Now that congressional redistricting has moved through the House of Delegates and the Virginia Senate, a picture of 2012 is beginning to take shape. And it’s looking a whole lot like 2010. That’s when Democrats got shellacked, losing three seats in Virginia.

Since that time, the commonwealth’s congressional delegation has consisted of eight Republicans and three Democrats. And although Democrats hoped to use their control of the state Senate to create a competitive race against, losing control of the upper chamber last year gave the power to Republicans. One of the first accomplishments of this year’s session was to approve the congressional redistricting maps and send them to the governor’s mansion.

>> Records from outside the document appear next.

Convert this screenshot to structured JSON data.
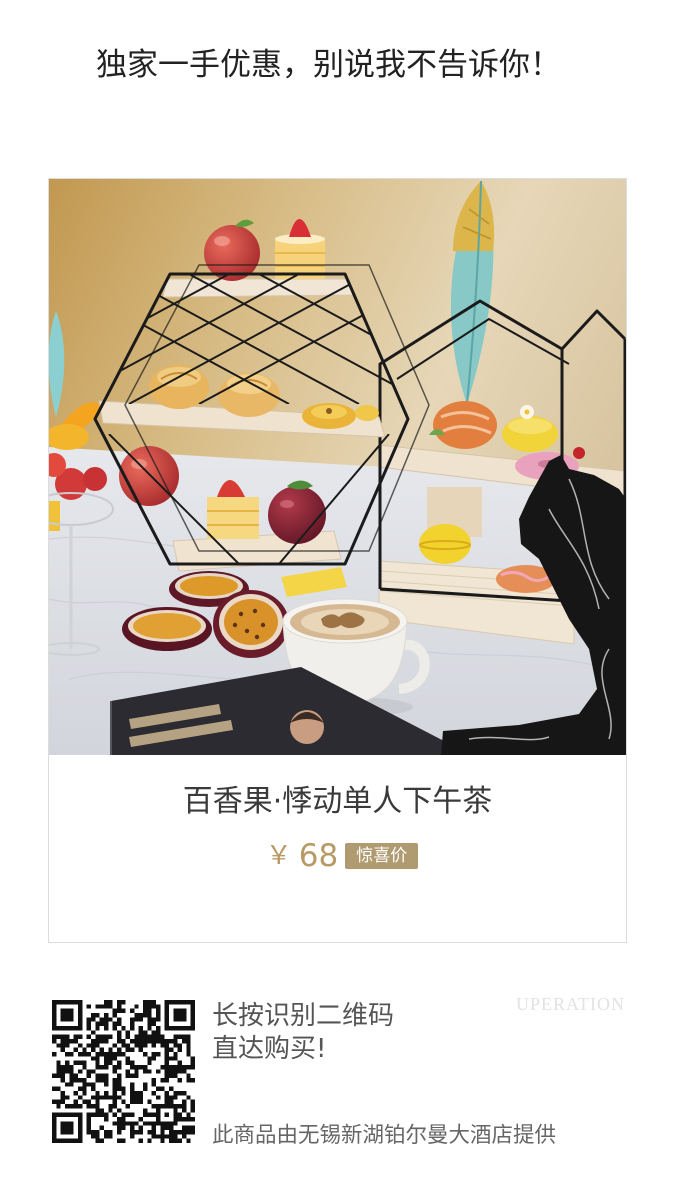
{
  "header": {
    "title": "独家一手优惠，别说我不告诉你！"
  },
  "product": {
    "title": "百香果·悸动单人下午茶",
    "currency": "￥",
    "price": "68",
    "price_tag": "惊喜价"
  },
  "purchase": {
    "qr_hint": "长按识别二维码",
    "qr_action": "直达购买!",
    "provider_note": "此商品由无锡新湖铂尔曼大酒店提供"
  },
  "watermark": {
    "text": "UPERATION"
  },
  "colors": {
    "page_background": "#ffffff",
    "heading_text": "#222222",
    "title_text": "#3a3a3a",
    "price": "#b89a66",
    "price_tag_background": "#b09a70",
    "price_tag_text": "#ffffff",
    "card_border": "#dcdcdc",
    "body_text": "#555555"
  }
}
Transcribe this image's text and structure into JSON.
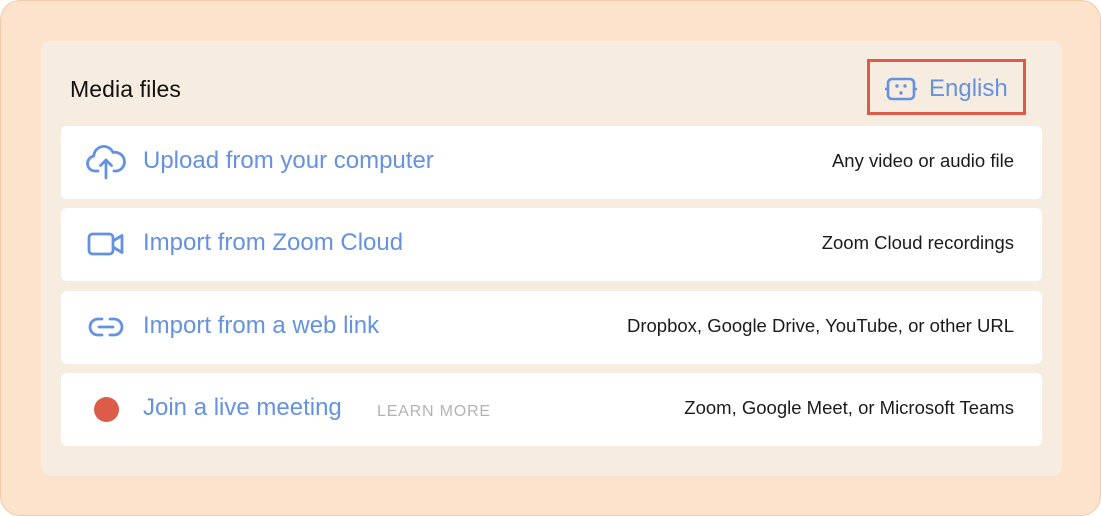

“This map essentially cements the gains from 2010,” said Kyle Kondik, political analyst for the University of Virginia Center for Politics. “It will be much harder for either of the parties to flip the seats.”

Kondik’s analysis of the new congressional districts is that Virginia now has seven safe Republican seats and two safe Democratic seats. That leaves Rep. Gerry Connolly (D-11) and Rep. Scott Rigell (R-2) as the only two incumbents in competitive seats, although Kondik was quick to point out that both of the seats are only marginally competitive.

“I would anticipate this map encourages the status quo of current representation,” he said, “unless there’s some major scandal or the presidential election influences the congressional races.”